LLMs
ScraperAI heavily relies on Large Language Models (LLMs) to analyze webpage content and extract relevant information. To ensure flexibility and quality, we integrate langchain as a core AI package.
OpenAI
By default, ScraperAI utilizes the latest OpenAI's ChatGPT model (gpt-4-turbo-2024-04-09
).
To use another OpenAI model pass its name during initialization:
from scraperai import JsonOpenAI
model = JsonOpenAI(openai_api_key='sk-...', model_name='gpt-3.5-turbo')

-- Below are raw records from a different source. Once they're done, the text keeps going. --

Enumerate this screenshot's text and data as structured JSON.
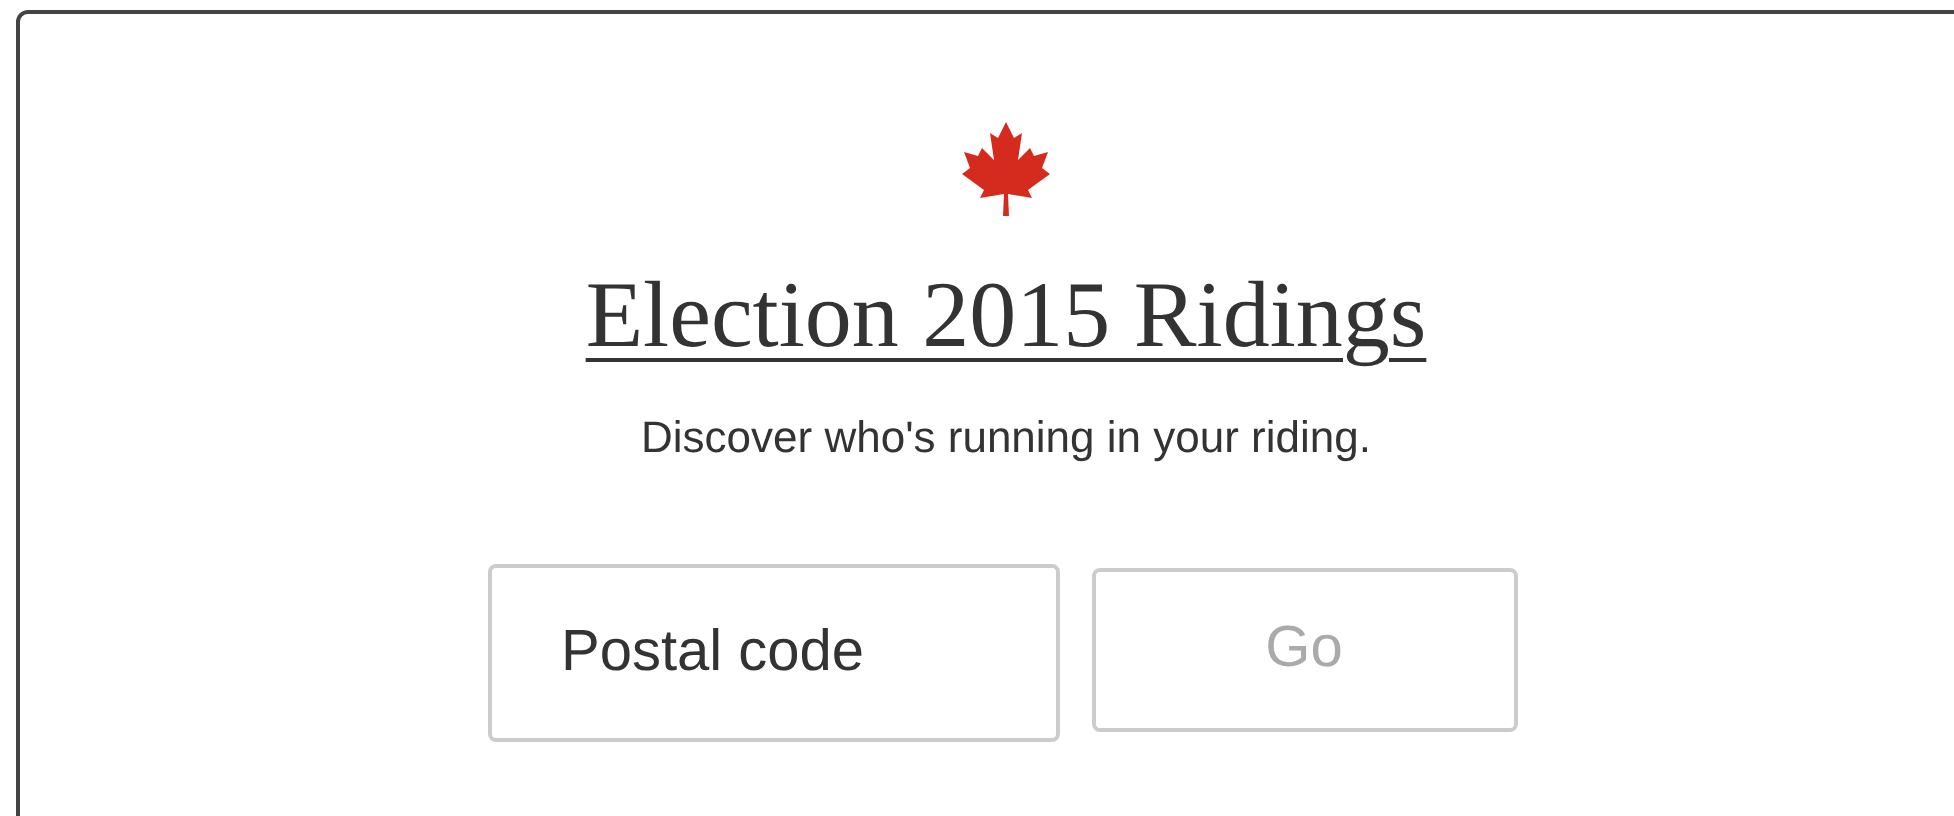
{
  "title": "Election 2015 Ridings",
  "subtitle": "Discover who's running in your riding.",
  "postal_code": {
    "placeholder": "Postal code"
  },
  "go_button": {
    "label": "Go",
    "disabled": true
  }
}
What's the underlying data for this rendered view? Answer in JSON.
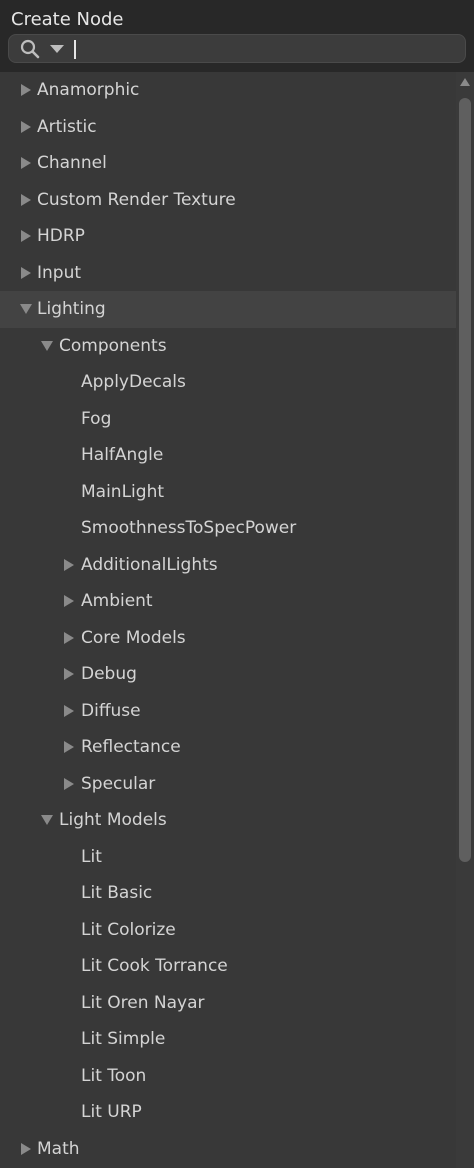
{
  "window": {
    "title": "Create Node"
  },
  "search": {
    "value": "",
    "placeholder": ""
  },
  "tree": [
    {
      "label": "Anamorphic",
      "level": 0,
      "state": "collapsed"
    },
    {
      "label": "Artistic",
      "level": 0,
      "state": "collapsed"
    },
    {
      "label": "Channel",
      "level": 0,
      "state": "collapsed"
    },
    {
      "label": "Custom Render Texture",
      "level": 0,
      "state": "collapsed"
    },
    {
      "label": "HDRP",
      "level": 0,
      "state": "collapsed"
    },
    {
      "label": "Input",
      "level": 0,
      "state": "collapsed"
    },
    {
      "label": "Lighting",
      "level": 0,
      "state": "expanded",
      "selected": true
    },
    {
      "label": "Components",
      "level": 1,
      "state": "expanded"
    },
    {
      "label": "ApplyDecals",
      "level": 2,
      "state": "leaf"
    },
    {
      "label": "Fog",
      "level": 2,
      "state": "leaf"
    },
    {
      "label": "HalfAngle",
      "level": 2,
      "state": "leaf"
    },
    {
      "label": "MainLight",
      "level": 2,
      "state": "leaf"
    },
    {
      "label": "SmoothnessToSpecPower",
      "level": 2,
      "state": "leaf"
    },
    {
      "label": "AdditionalLights",
      "level": 2,
      "state": "collapsed"
    },
    {
      "label": "Ambient",
      "level": 2,
      "state": "collapsed"
    },
    {
      "label": "Core Models",
      "level": 2,
      "state": "collapsed"
    },
    {
      "label": "Debug",
      "level": 2,
      "state": "collapsed"
    },
    {
      "label": "Diffuse",
      "level": 2,
      "state": "collapsed"
    },
    {
      "label": "Reflectance",
      "level": 2,
      "state": "collapsed"
    },
    {
      "label": "Specular",
      "level": 2,
      "state": "collapsed"
    },
    {
      "label": "Light Models",
      "level": 1,
      "state": "expanded"
    },
    {
      "label": "Lit",
      "level": 2,
      "state": "leaf"
    },
    {
      "label": "Lit Basic",
      "level": 2,
      "state": "leaf"
    },
    {
      "label": "Lit Colorize",
      "level": 2,
      "state": "leaf"
    },
    {
      "label": "Lit Cook Torrance",
      "level": 2,
      "state": "leaf"
    },
    {
      "label": "Lit Oren Nayar",
      "level": 2,
      "state": "leaf"
    },
    {
      "label": "Lit Simple",
      "level": 2,
      "state": "leaf"
    },
    {
      "label": "Lit Toon",
      "level": 2,
      "state": "leaf"
    },
    {
      "label": "Lit URP",
      "level": 2,
      "state": "leaf"
    },
    {
      "label": "Math",
      "level": 0,
      "state": "collapsed"
    }
  ],
  "colors": {
    "background": "#383838",
    "header": "#282828",
    "selected_row": "#434343",
    "text": "#d4d4d4",
    "arrow": "#8a8a8a"
  },
  "icons": {
    "search": "search-icon",
    "search_menu": "chevron-down-icon",
    "collapsed": "triangle-right-icon",
    "expanded": "triangle-down-icon",
    "scroll_up": "triangle-up-icon"
  }
}
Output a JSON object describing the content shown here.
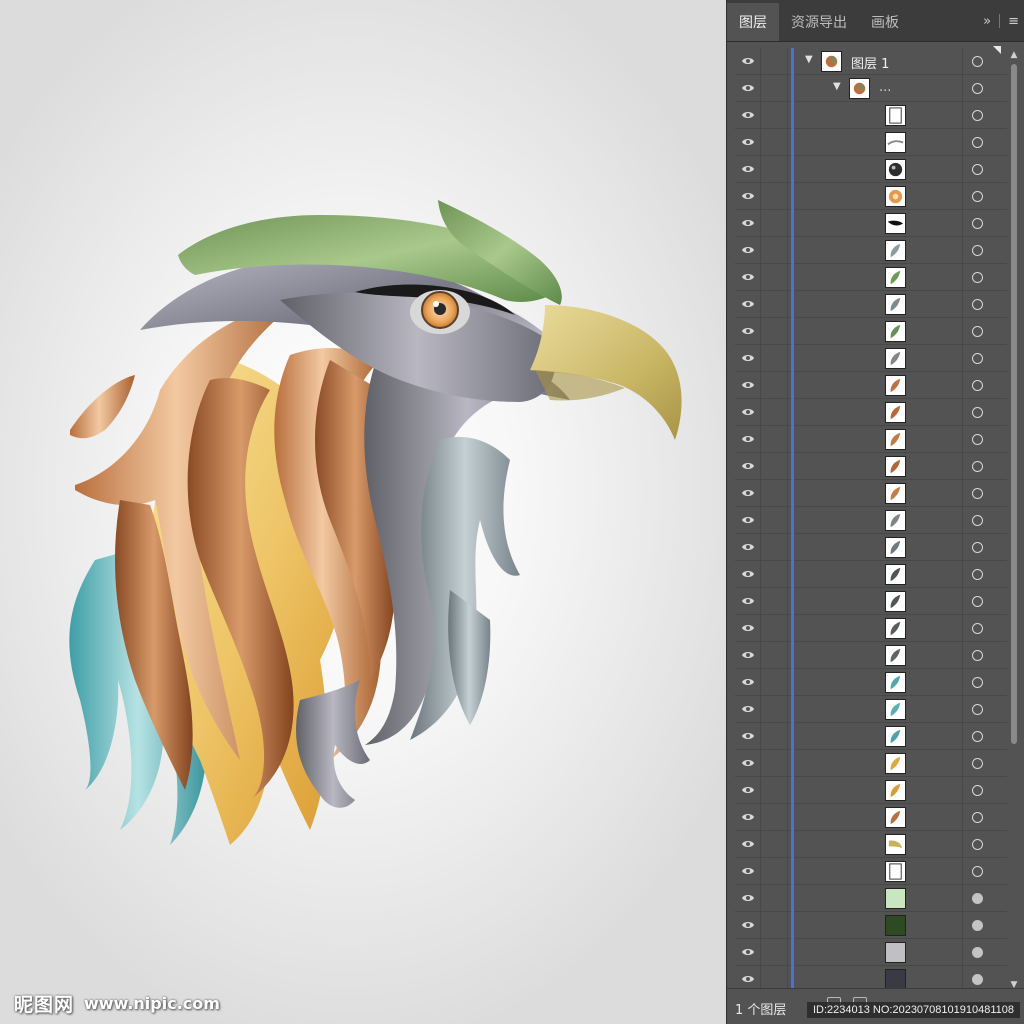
{
  "panel": {
    "tabs": [
      {
        "label": "图层",
        "active": true
      },
      {
        "label": "资源导出",
        "active": false
      },
      {
        "label": "画板",
        "active": false
      }
    ],
    "expand_icon": "double-chevron-right-icon",
    "menu_icon": "hamburger-menu-icon",
    "layer_count": "1 个图层"
  },
  "layers": {
    "root": {
      "name": "图层 1",
      "expanded": true
    },
    "group": {
      "name": "...",
      "expanded": true
    },
    "items": [
      {
        "thumb": "white-rect",
        "color": "#ffffff"
      },
      {
        "thumb": "gray-swoosh",
        "color": "#8a8a8a"
      },
      {
        "thumb": "dark-eye",
        "color": "#2e2e2e"
      },
      {
        "thumb": "orange-iris",
        "color": "#e39a4b"
      },
      {
        "thumb": "black-brow",
        "color": "#111111"
      },
      {
        "thumb": "gray-feather",
        "color": "#8f9aa0"
      },
      {
        "thumb": "green-feather",
        "color": "#6f9a55"
      },
      {
        "thumb": "gray-feather",
        "color": "#7d8a90"
      },
      {
        "thumb": "green-feather",
        "color": "#6b8f5a"
      },
      {
        "thumb": "gray-feather",
        "color": "#868686"
      },
      {
        "thumb": "brown-feather",
        "color": "#c0713f"
      },
      {
        "thumb": "brown-feather",
        "color": "#b8683a"
      },
      {
        "thumb": "brown-feather",
        "color": "#c27a45"
      },
      {
        "thumb": "brown-feather",
        "color": "#b56638"
      },
      {
        "thumb": "brown-feather",
        "color": "#c47c48"
      },
      {
        "thumb": "gray-feather",
        "color": "#7c858a"
      },
      {
        "thumb": "gray-feather",
        "color": "#6f7a80"
      },
      {
        "thumb": "dark-feather",
        "color": "#4d5559"
      },
      {
        "thumb": "dark-feather",
        "color": "#50575b"
      },
      {
        "thumb": "dark-feather",
        "color": "#565d61"
      },
      {
        "thumb": "dark-feather",
        "color": "#5d6469"
      },
      {
        "thumb": "teal-feather",
        "color": "#4fa9b0"
      },
      {
        "thumb": "teal-feather",
        "color": "#58b0b6"
      },
      {
        "thumb": "teal-feather",
        "color": "#4aa3aa"
      },
      {
        "thumb": "yellow-feather",
        "color": "#e2a83a"
      },
      {
        "thumb": "yellow-feather",
        "color": "#d99c2f"
      },
      {
        "thumb": "brown-feather",
        "color": "#b9703e"
      },
      {
        "thumb": "beak",
        "color": "#c9b25c"
      },
      {
        "thumb": "white-rect",
        "color": "#ffffff"
      },
      {
        "thumb": "solid",
        "color": "#c9e6c0"
      },
      {
        "thumb": "solid",
        "color": "#2e4a22"
      },
      {
        "thumb": "solid",
        "color": "#bfbfc4"
      },
      {
        "thumb": "solid",
        "color": "#3a3a44"
      }
    ]
  },
  "watermark": {
    "logo": "昵图网",
    "url": "www.nipic.com"
  },
  "id_overlay": "ID:2234013 NO:20230708101910481108"
}
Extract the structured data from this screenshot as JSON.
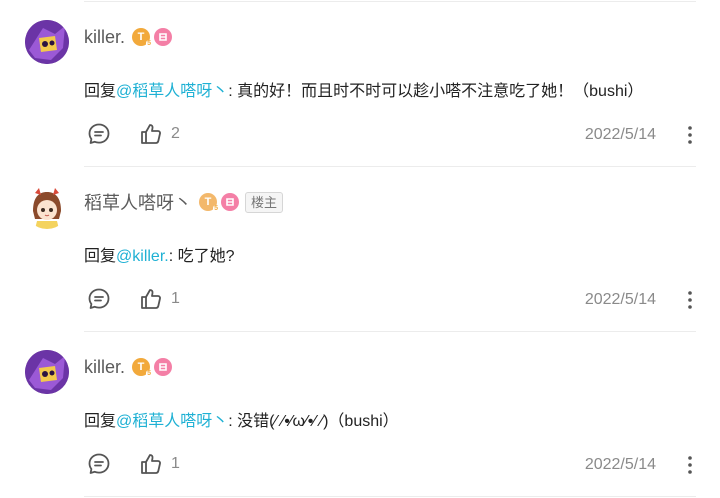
{
  "comments": [
    {
      "username": "killer.",
      "level": "T",
      "level_sub": "5",
      "is_owner": false,
      "reply_prefix": "回复",
      "mention": "@稻草人嗒呀丶",
      "text": ": 真的好！而且时不时可以趁小嗒不注意吃了她！（bushi）",
      "likes": "2",
      "date": "2022/5/14"
    },
    {
      "username": "稻草人嗒呀丶",
      "level": "T",
      "level_sub": "5",
      "is_owner": true,
      "owner_label": "楼主",
      "reply_prefix": "回复",
      "mention": "@killer.",
      "text": ": 吃了她?",
      "likes": "1",
      "date": "2022/5/14"
    },
    {
      "username": "killer.",
      "level": "T",
      "level_sub": "5",
      "is_owner": false,
      "reply_prefix": "回复",
      "mention": "@稻草人嗒呀丶",
      "text": ": 没错(⁄ ⁄•⁄ω⁄•⁄ ⁄)（bushi）",
      "likes": "1",
      "date": "2022/5/14"
    }
  ],
  "colors": {
    "mention": "#1fb1d4",
    "level_badge": "#f2a93b",
    "pink_badge": "#f47fa6"
  },
  "icons": {
    "reply": "chat-bubble-icon",
    "like": "thumbs-up-icon",
    "more": "vertical-dots-icon"
  }
}
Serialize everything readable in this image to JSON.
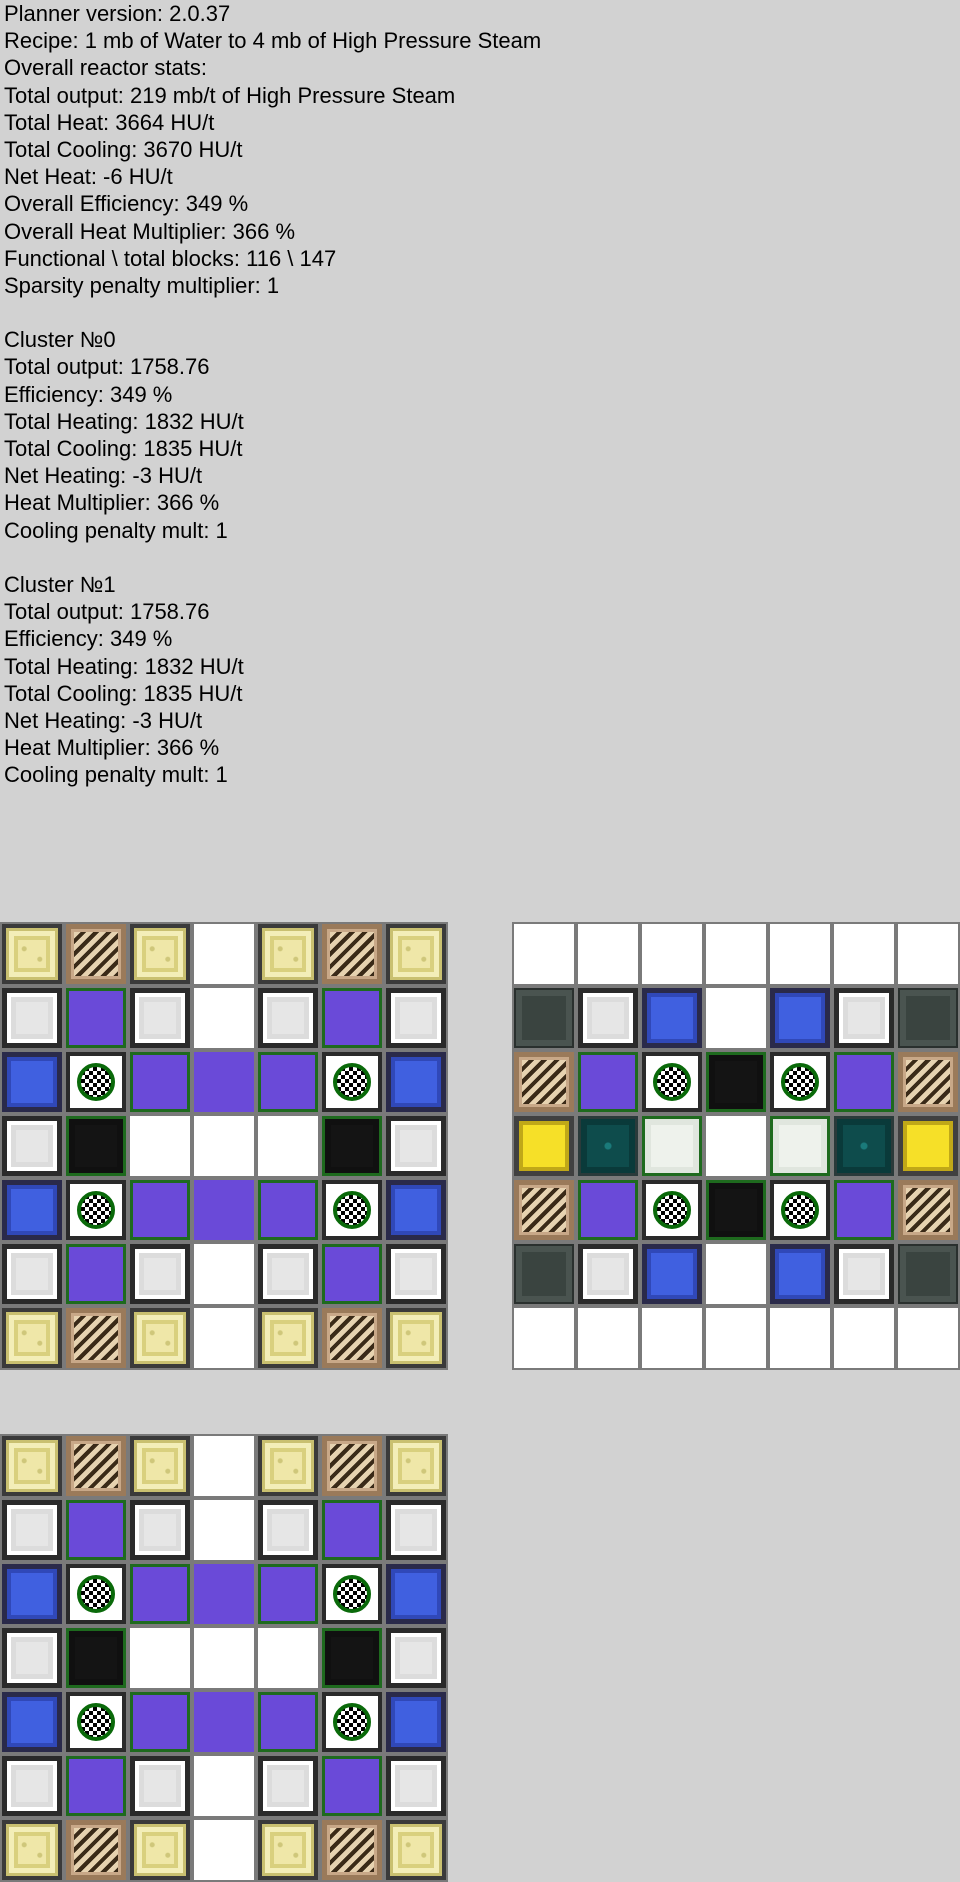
{
  "stats": [
    "Planner version: 2.0.37",
    "Recipe: 1 mb of Water to 4 mb of High Pressure Steam",
    "Overall reactor stats:",
    "Total output: 219 mb/t of High Pressure Steam",
    "Total Heat: 3664 HU/t",
    "Total Cooling: 3670 HU/t",
    "Net Heat: -6 HU/t",
    "Overall Efficiency: 349 %",
    "Overall Heat Multiplier: 366 %",
    "Functional \\ total blocks: 116 \\ 147",
    "Sparsity penalty multiplier: 1",
    "",
    "Cluster №0",
    "Total output: 1758.76",
    "Efficiency: 349 %",
    "Total Heating: 1832 HU/t",
    "Total Cooling: 1835 HU/t",
    "Net Heating: -3 HU/t",
    "Heat Multiplier: 366 %",
    "Cooling penalty mult: 1",
    "",
    "Cluster №1",
    "Total output: 1758.76",
    "Efficiency: 349 %",
    "Total Heating: 1832 HU/t",
    "Total Cooling: 1835 HU/t",
    "Net Heating: -3 HU/t",
    "Heat Multiplier: 366 %",
    "Cooling penalty mult: 1"
  ],
  "layers": [
    {
      "rows": [
        [
          "glow",
          "stripe",
          "glow",
          "empty",
          "glow",
          "stripe",
          "glow"
        ],
        [
          "light",
          "purple",
          "light",
          "empty",
          "light",
          "purple",
          "light"
        ],
        [
          "blue",
          "check",
          "purple",
          "purple2",
          "purple",
          "check",
          "blue"
        ],
        [
          "light",
          "black",
          "empty",
          "empty",
          "empty",
          "black",
          "light"
        ],
        [
          "blue",
          "check",
          "purple",
          "purple2",
          "purple",
          "check",
          "blue"
        ],
        [
          "light",
          "purple",
          "light",
          "empty",
          "light",
          "purple",
          "light"
        ],
        [
          "glow",
          "stripe",
          "glow",
          "empty",
          "glow",
          "stripe",
          "glow"
        ]
      ]
    },
    {
      "rows": [
        [
          "empty",
          "empty",
          "empty",
          "empty",
          "empty",
          "empty",
          "empty"
        ],
        [
          "dark",
          "light",
          "blue",
          "empty",
          "blue",
          "light",
          "dark"
        ],
        [
          "stripe",
          "purple",
          "check",
          "black",
          "check",
          "purple",
          "stripe"
        ],
        [
          "yellow",
          "teal",
          "pale",
          "empty",
          "pale",
          "teal",
          "yellow"
        ],
        [
          "stripe",
          "purple",
          "check",
          "black",
          "check",
          "purple",
          "stripe"
        ],
        [
          "dark",
          "light",
          "blue",
          "empty",
          "blue",
          "light",
          "dark"
        ],
        [
          "empty",
          "empty",
          "empty",
          "empty",
          "empty",
          "empty",
          "empty"
        ]
      ]
    },
    {
      "rows": [
        [
          "glow",
          "stripe",
          "glow",
          "empty",
          "glow",
          "stripe",
          "glow"
        ],
        [
          "light",
          "purple",
          "light",
          "empty",
          "light",
          "purple",
          "light"
        ],
        [
          "blue",
          "check",
          "purple",
          "purple2",
          "purple",
          "check",
          "blue"
        ],
        [
          "light",
          "black",
          "empty",
          "empty",
          "empty",
          "black",
          "light"
        ],
        [
          "blue",
          "check",
          "purple",
          "purple2",
          "purple",
          "check",
          "blue"
        ],
        [
          "light",
          "purple",
          "light",
          "empty",
          "light",
          "purple",
          "light"
        ],
        [
          "glow",
          "stripe",
          "glow",
          "empty",
          "glow",
          "stripe",
          "glow"
        ]
      ]
    }
  ]
}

You can access total USD spent using total_cost
property.
Custom models
ScraperAI provides flexibility to integrate any other model capable of generating JSON answers.
Please note that although ScraperAI utilizes HTML minification, it still requires LLMs to be capable of processing substantial contexts. It's recommended that the model's input size be equal to or greater than approximately 16k Byte-Pair Encoded tokens.
To implement a custom model, simply inherit from the following abstract class:
from langchain_core.messages import BaseMessage
from scraperai import BaseJsonLM
class YourJsonModel(BaseJsonLM):
def invoke(self, messages: list[BaseMessage]) -> dict:
...
Then, pass your model to the ParserAI
during initialization:
from scraperai import ParserAI
parser = ParserAI(json_lm_model=YourJsonModel(), ...)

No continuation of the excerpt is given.